No… The central bankers want to protect and further enrich the big shots in the banking class? I can’t believe it.
I thought banks were paragons of “capitalism.” Right?
But rather than raising interest rates — a scary thought given how major Eurozone economies like Italy and Spain have come to depend on QE to keep servicing their public debt — the ECB plans to reduce competition in the banking sector by weeding out smaller banks. It’s a process that is already well under way, as Nouy explained in her speech:
Since 2008, the number of banks in the euro area has declined by about 20%, to around 5,000. And the number of bank employees has fallen by about 300,000, to 1.9 million. Total assets of the euro area banking sector peaked in 2012 at about 340% of GDP. Since then, they have fallen back to about 280% of GDP.

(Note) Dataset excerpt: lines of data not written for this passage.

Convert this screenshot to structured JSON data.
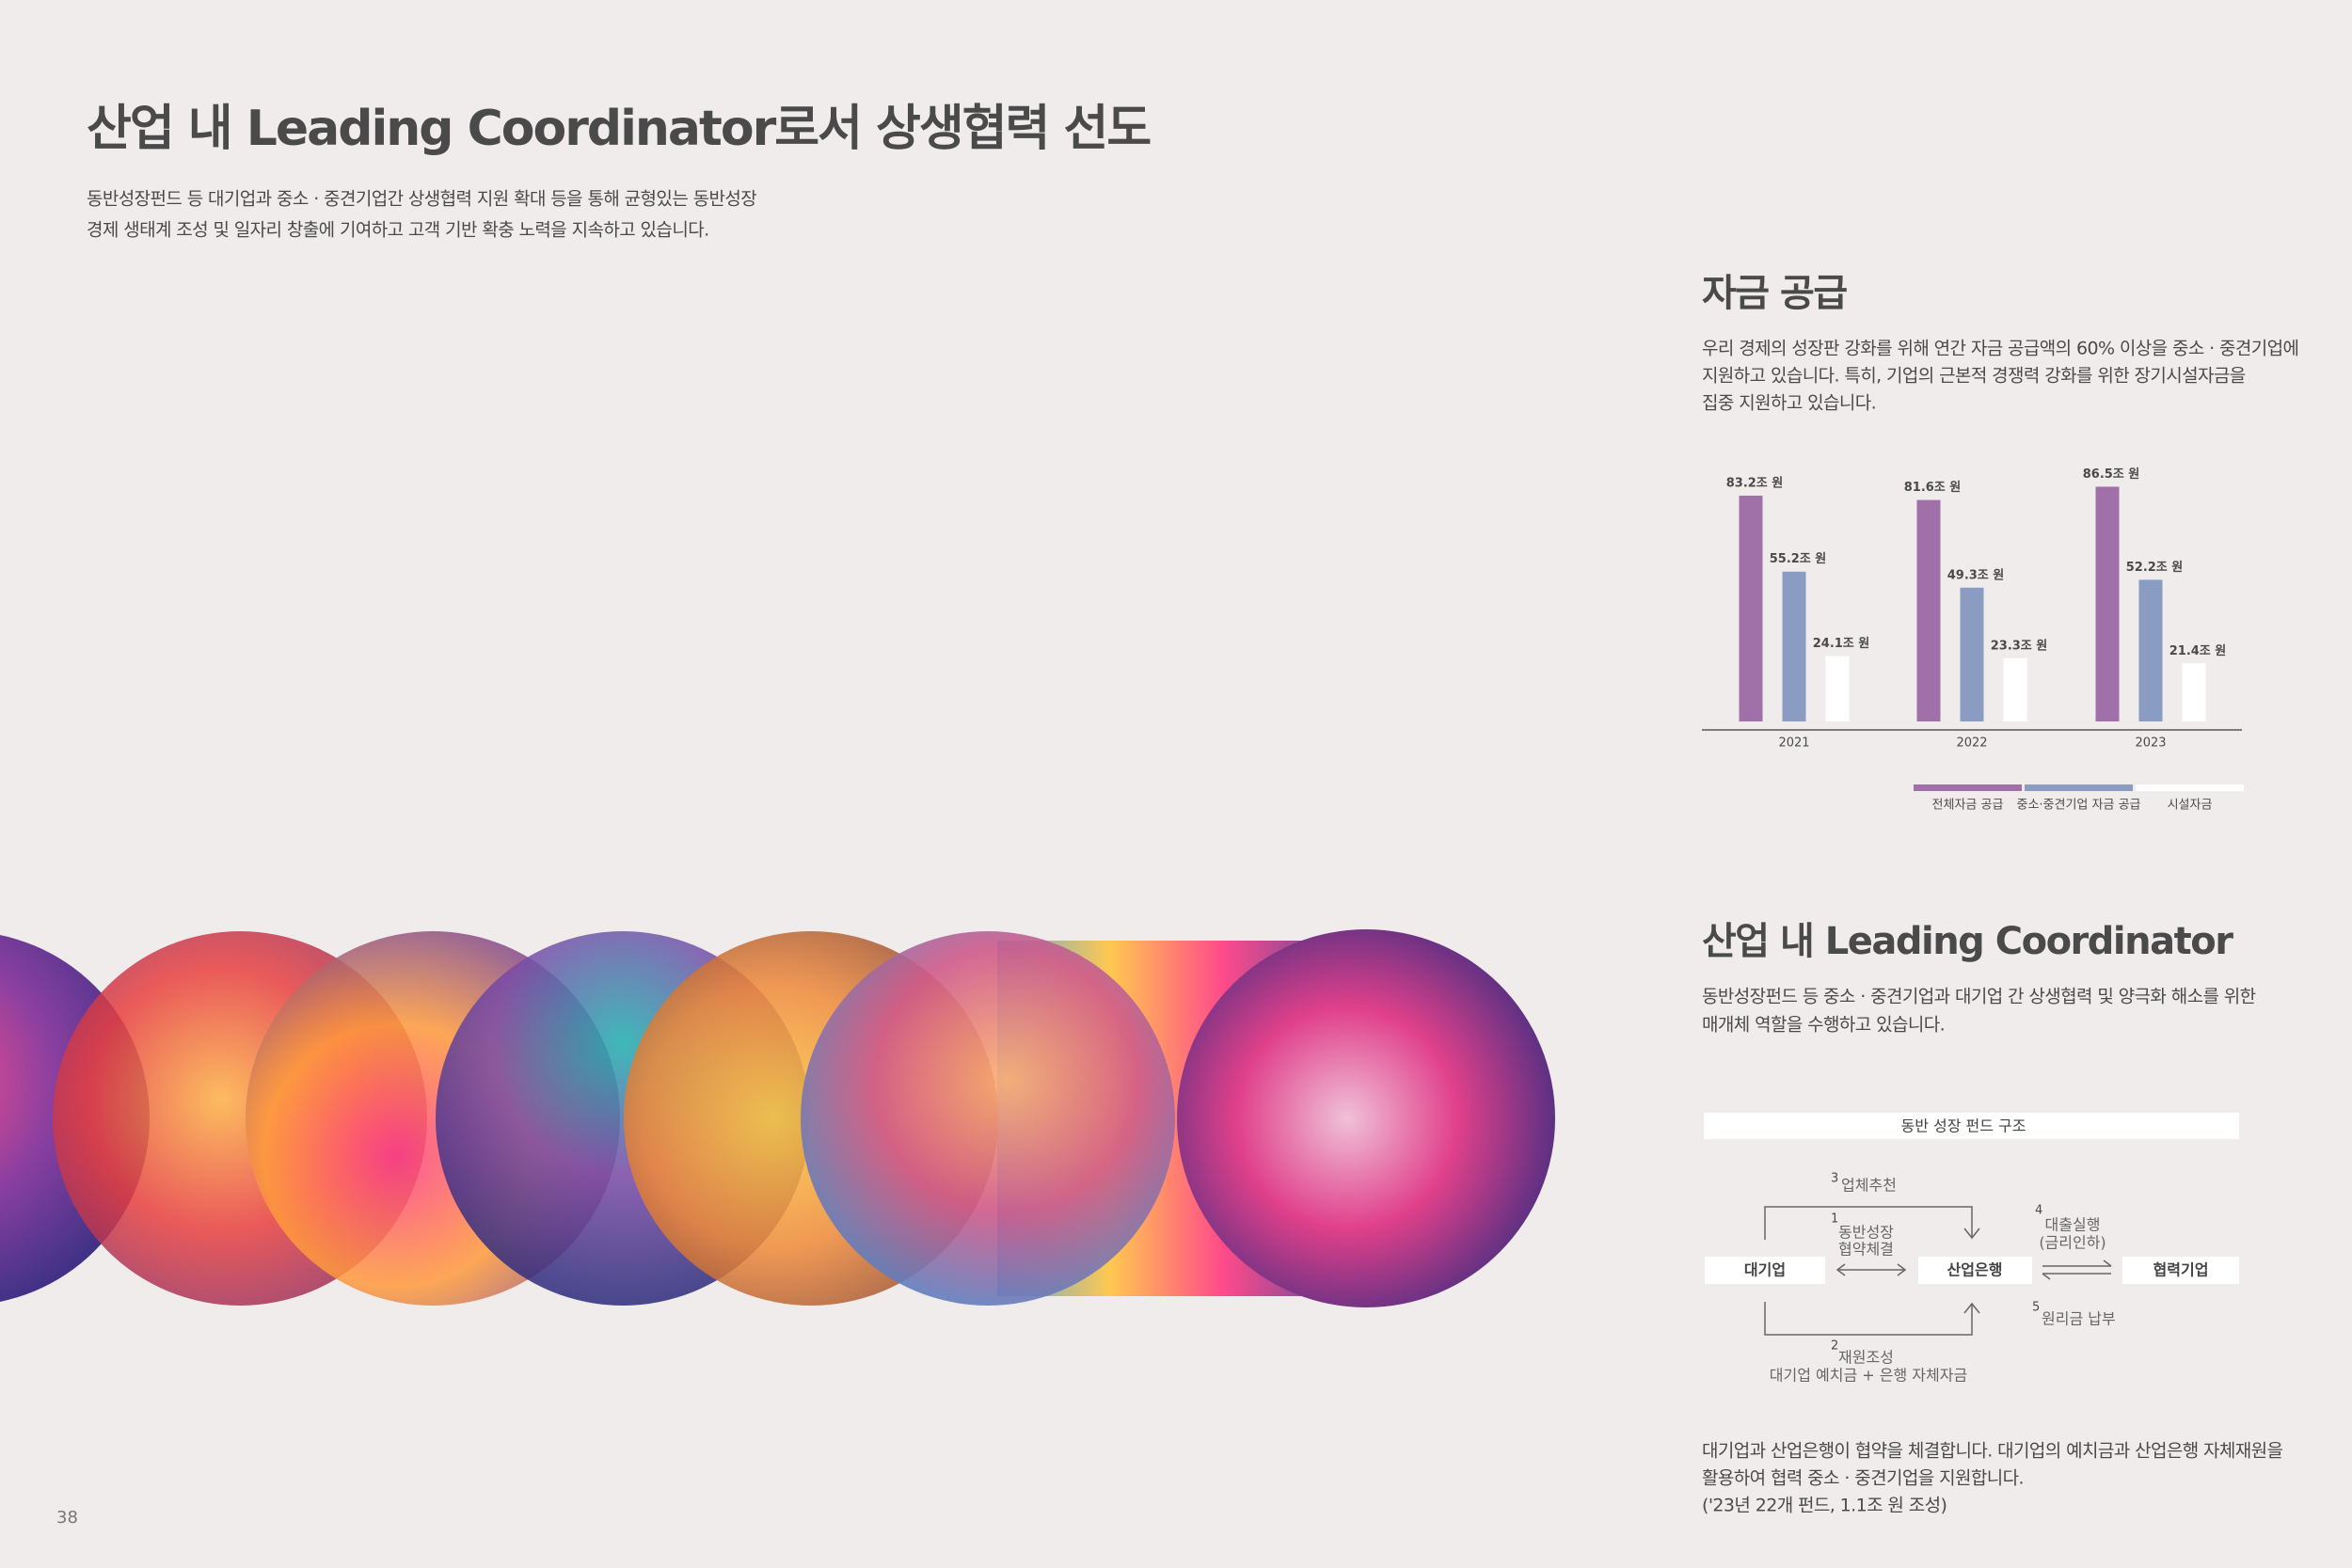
{
  "header": {
    "title": "산업 내 Leading Coordinator로서 상생협력 선도",
    "description": [
      "동반성장펀드 등 대기업과 중소 · 중견기업간 상생협력 지원 확대 등을 통해 균형있는 동반성장",
      "경제 생태계 조성 및 일자리 창출에 기여하고 고객 기반 확충 노력을 지속하고 있습니다."
    ]
  },
  "funding": {
    "title": "자금 공급",
    "description": [
      "우리 경제의 성장판 강화를 위해 연간 자금 공급액의 60% 이상을 중소 · 중견기업에",
      "지원하고 있습니다. 특히, 기업의 근본적 경쟁력 강화를 위한 장기시설자금을",
      "집중 지원하고 있습니다."
    ]
  },
  "chart_data": {
    "type": "bar",
    "categories": [
      "2021",
      "2022",
      "2023"
    ],
    "series": [
      {
        "name": "전체자금 공급",
        "color": "#a070a8",
        "values": [
          83.2,
          81.6,
          86.5
        ],
        "value_labels": [
          "83.2조 원",
          "81.6조 원",
          "86.5조 원"
        ]
      },
      {
        "name": "중소·중견기업 자금 공급",
        "color": "#8b9cc3",
        "values": [
          55.2,
          49.3,
          52.2
        ],
        "value_labels": [
          "55.2조 원",
          "49.3조 원",
          "52.2조 원"
        ]
      },
      {
        "name": "시설자금",
        "color": "#ffffff",
        "values": [
          24.1,
          23.3,
          21.4
        ],
        "value_labels": [
          "24.1조 원",
          "23.3조 원",
          "21.4조 원"
        ]
      }
    ]
  },
  "coordinator": {
    "title": "산업 내 Leading Coordinator",
    "description": [
      "동반성장펀드 등 중소 · 중견기업과 대기업 간 상생협력 및 양극화 해소를 위한",
      "매개체 역할을 수행하고 있습니다."
    ],
    "diagram": {
      "title": "동반 성장 펀드 구조",
      "nodes": [
        "대기업",
        "산업은행",
        "협력기업"
      ],
      "steps": [
        {
          "number": "1",
          "lines": [
            "동반성장",
            "협약체결"
          ]
        },
        {
          "number": "2",
          "lines": [
            "재원조성",
            "대기업 예치금 + 은행 자체자금"
          ]
        },
        {
          "number": "3",
          "lines": [
            "업체추천"
          ]
        },
        {
          "number": "4",
          "lines": [
            "대출실행",
            "(금리인하)"
          ]
        },
        {
          "number": "5",
          "lines": [
            "원리금 납부"
          ]
        }
      ]
    },
    "note": [
      "대기업과 산업은행이 협약을 체결합니다. 대기업의 예치금과 산업은행 자체재원을",
      "활용하여 협력 중소 · 중견기업을 지원합니다.",
      "('23년 22개 펀드, 1.1조 원 조성)"
    ]
  },
  "page_number": "38"
}
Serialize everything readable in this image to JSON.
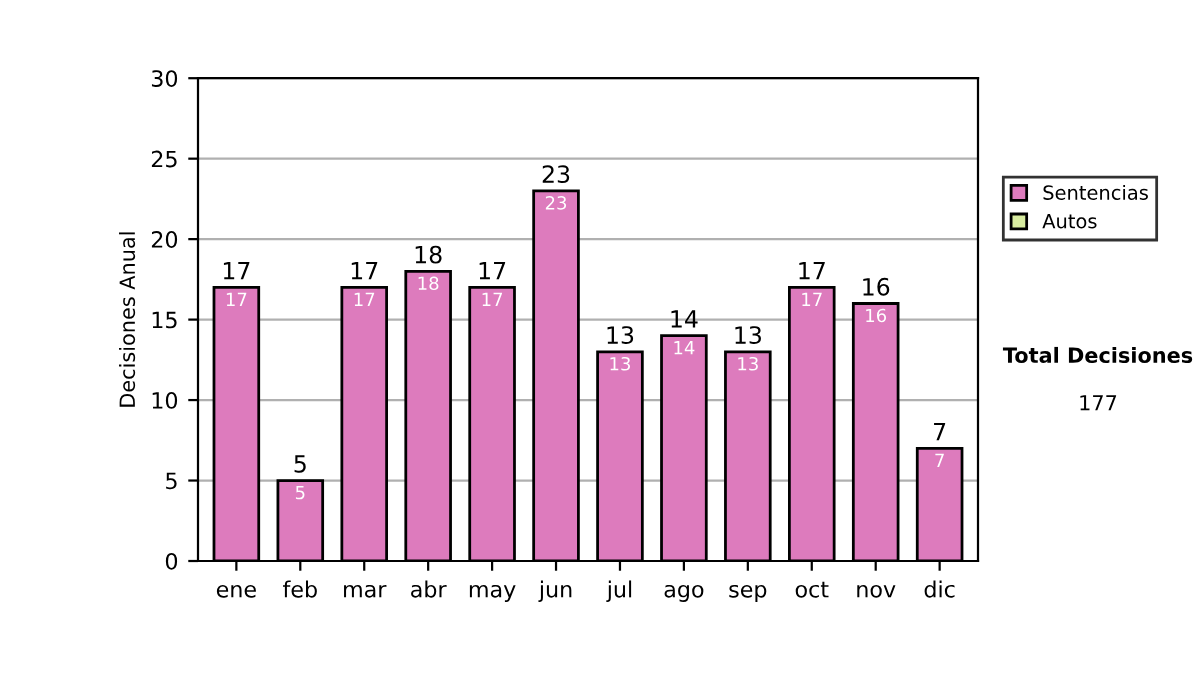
{
  "chart_data": {
    "type": "bar",
    "stacked": true,
    "ylabel": "Decisiones Anual",
    "categories": [
      "ene",
      "feb",
      "mar",
      "abr",
      "may",
      "jun",
      "jul",
      "ago",
      "sep",
      "oct",
      "nov",
      "dic"
    ],
    "series": [
      {
        "name": "Sentencias",
        "color": "#dd7bbd",
        "values": [
          17,
          5,
          17,
          18,
          17,
          23,
          13,
          14,
          13,
          17,
          16,
          7
        ],
        "value_labels": [
          "17",
          "5",
          "17",
          "18",
          "17",
          "23",
          "13",
          "14",
          "13",
          "17",
          "16",
          "7"
        ]
      },
      {
        "name": "Autos",
        "color": "#d8eca0",
        "values": [
          null,
          null,
          null,
          null,
          null,
          null,
          null,
          null,
          null,
          null,
          null,
          null
        ]
      }
    ],
    "totals": [
      "17",
      "5",
      "17",
      "18",
      "17",
      "23",
      "13",
      "14",
      "13",
      "17",
      "16",
      "7"
    ],
    "ylim": [
      0,
      30
    ],
    "yticks": [
      0,
      5,
      10,
      15,
      20,
      25,
      30
    ],
    "grid": "y",
    "legend": "right",
    "annotations": [
      "Total Decisiones",
      "177"
    ]
  }
}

But this is not about shrinking the size of the banking sector; it’s about shrinking the number of players within it and in the process creating trans-European banking giants. To achieve that goal, all Europe needs are “brave banks” that are willing to conquer new territory:
Cross-border mergers would do more than just help the banking sector to shrink. They would also deepen integration. And this would take us closer to our goal of a truly European banking sector.
Cranking up the consolidation and concentration of Europe’s banking industry was one of the crowning goals of Europe’s banking union, as we warned over three years ago. But so far it’s been a dismal failure, for three main reasons.